Some days faith is hard. Life challenges us with the state of the world or the events of our own lives and families. We have constant updates from so many sources, so our minds are infiltrated with the news, close to home and beyond. The apostles following Jesus didn’t have iPhones or social media updates and still they said to the Lord, “Increase our faith.” (Luke 17: 5-10, Twenty-Seventh Sunday in Ordinary Time). I pray the same request on many days!

Earlier this week we celebrated the Memorial of our Guardian Angels. I recalled a night, many years ago, walking the dog late in the evening. It was very late, no one out and about, so I chose to walk him in the middle of the street so he would have plenty of room and could survey the neighborhood. We were halfway down the block, but in the still of the night I heard a car turning the corner, speeding with screeching tires, on the street perpendicular to the one I was walking on. My heart raced as I had a feeling the car would turn onto the street I was walking. But I was frozen. In a split second the car did turn and we faced it head on. Suddenly I felt a push on my left side and looking ahead at the dog saw him move in the same way, looking straight ahead but his body being pushed entirely to the right in the same way that I was being moved. The car sped by. I knew in an instant that I didn’t move us and that we had been spared from being hit. I can’t say I thought of my guardian angel much before that night, after giving up the youthful evening prayer of “Angel of God, my guardian dear…” My faith in the presence of my guardian angel grew on that evening and in the many instances I have been protected since.

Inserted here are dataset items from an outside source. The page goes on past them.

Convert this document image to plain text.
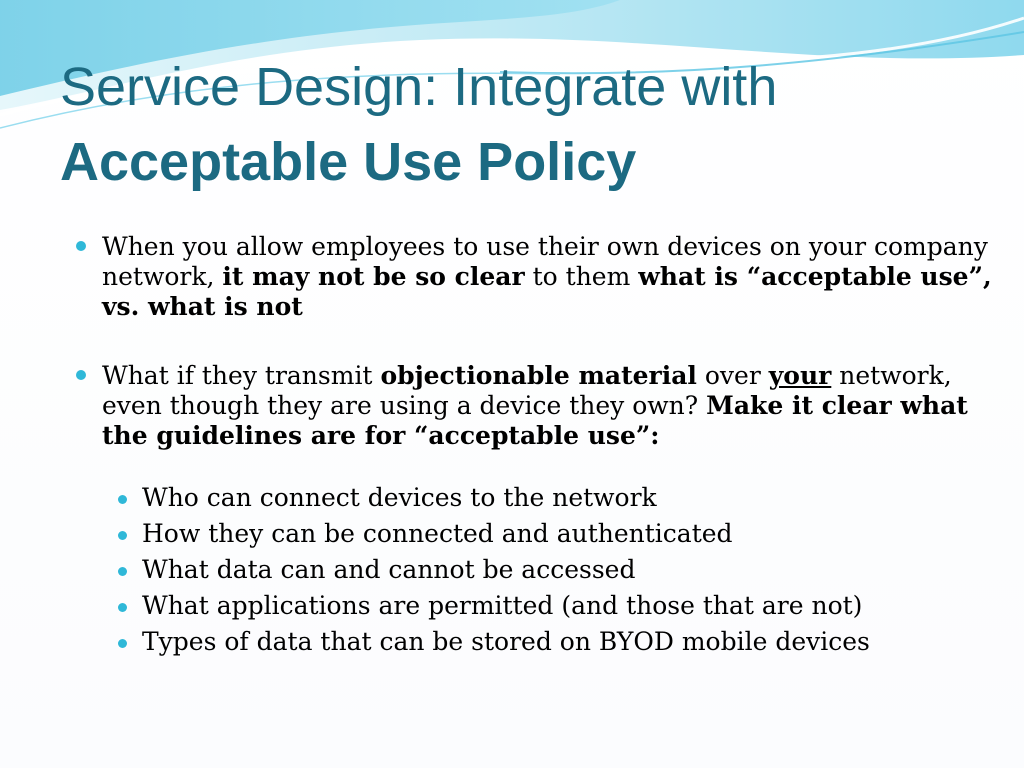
Service Design: Integrate with
Acceptable Use Policy
When you allow employees to use their own devices on your company network, it may not be so clear to them what is “acceptable use”, vs. what is not
What if they transmit objectionable material over your network, even though they are using a device they own? Make it clear what the guidelines are for “acceptable use”:
Who can connect devices to the network
How they can be connected and authenticated
What data can and cannot be accessed
What applications are permitted (and those that are not)
Types of data that can be stored on BYOD mobile devices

I read a reflection by Br. Michael Marcotte, OSB, of Conception Abbey on the Gospel for today. He pondered how we continue to find, and grow in, faith when we can’t see the Lord as the apostles did. He quoted Fr. Jacque Philippe and St. Augustine with thoughts to help us grow in faith. He wrote: “Fr. Jacques Philippe maintains that it is through prayer—especially praying with the scriptures—that our faith increases. He wrote “Faith is the capacity of believers to act not according to impressions, preconceived ideas, or notions borrowed from other people, but according to what they are told by the Word of God, who cannot lie.” (Time for God, p. 9). As St. Augustine put it, “Believe in order to understand.” Faith is not a matter of acquiring the right kind of knowledge. It is about entering into a relationship of trust and love.”

Scripture shows us that God is faithful. If we look at our lives over a broader spectrum of time, I believe that we can see that as well. It can be challenging in the moment so I think that Br. Marcotte’s suggestion offers us a roadmap for the journey. He asked, at the end of his article, that we consider how we can deepen our relationship with Jesus and grow in faith.

I need to spend time on that question this week. Maybe you do too? Then perhaps it will begin with the faith of the mustard seed, and over time, grow into a strong and sturdy conviction and confidence.

Wishing you abundant peace and hope this week, Deena

Image: One of the memorials in Portugal where the Angel of Fatima, or the Angel of Peace, visited the shepherd children preparing them for their spiritual mission and teaching them prayers.